Posted on:1996-12-11Degree:Ph.DType:Dissertation
University:The University of Wisconsin - MadisonCandidate:NeCastro, Gerard PeterFull Text:PDF
GTID:1464390014485251Subject:Literature
Abstract/Summary:
The Middle English moral comedies, usually misperceived as instruments of conservative social control, more likely represented the voices of the discontented and marginalized majority of Christians who positioned themselves between the extremes of orthodox belief and Wycliffite rebellion. Against the Bakhtinian assumption that carnival language remains outside the political realm of "officialdom," I argue that these plays, especially Mankind, Wisdom, and Occupacion and Ydelnes, utilize parodic carnival language to highlight political strife in fifteenth-century England.;In Mankind carnival laughter is used to highlight material differences between orthodoxy and Lollardy. Throughout the play, the Sacraments, Christ's Nativity, Passion, and Resurrection, and ecclesiastical court proceedings are parodied through irreverent images of the body (especially scatological), food, and clothing.
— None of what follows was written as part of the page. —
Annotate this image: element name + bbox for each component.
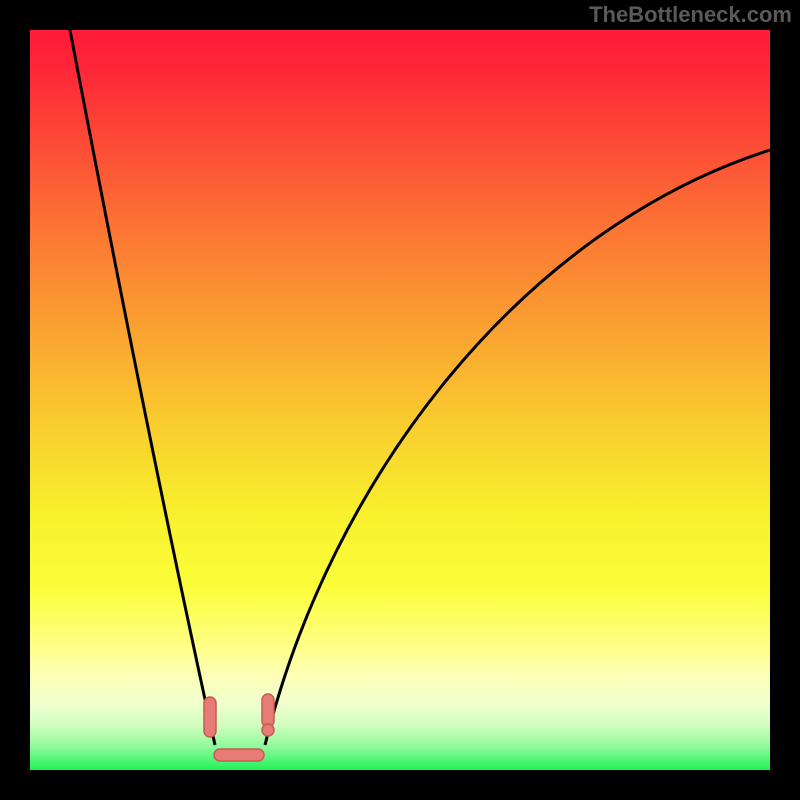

Combining language drawn from Wycliffite and Patristic writings, these instances of sacred parody, which are both sites of contention between the opposing ideologies and ways of ridiculing both, serve to accentuate the Church's neglect of its members and to call for Church reform.;In Wisdom, physical beauty and ease are contrasted with bodily disfigurement and pain. The suffering of the main figure in the play, Anima, represents the suffering inflicted on the fifteenth-century social body by prelates and ecclesiastical lawyers. But, as in Mankind, the play's task, representing and speaking for the body in pain, carries with it the political burden of simultaneously condemning Church practices and affirming Church beliefs.;In Occupacion and Ydelnes, the first university play in English, the conversion of the prodigal Ydelnes comes only by means of violence. Because the only alternative to this violence is chaos, the play simultaneously calls into question and affirms the catechetical project of the Church. As the play parodies the imagery of Judgement Day and the Feast of All Saints and juxtaposes these to the poverty, neglect, and abuse of the lower class, it attempts to reconcile, however problematically, the material and spiritual works of the Church.;Finally, I present the first critical edition of Occupacion and Ydelnes and its companion piece in Winchester College MS 33, Lucidus and Dubius, complete with introduction, notes, and glossary.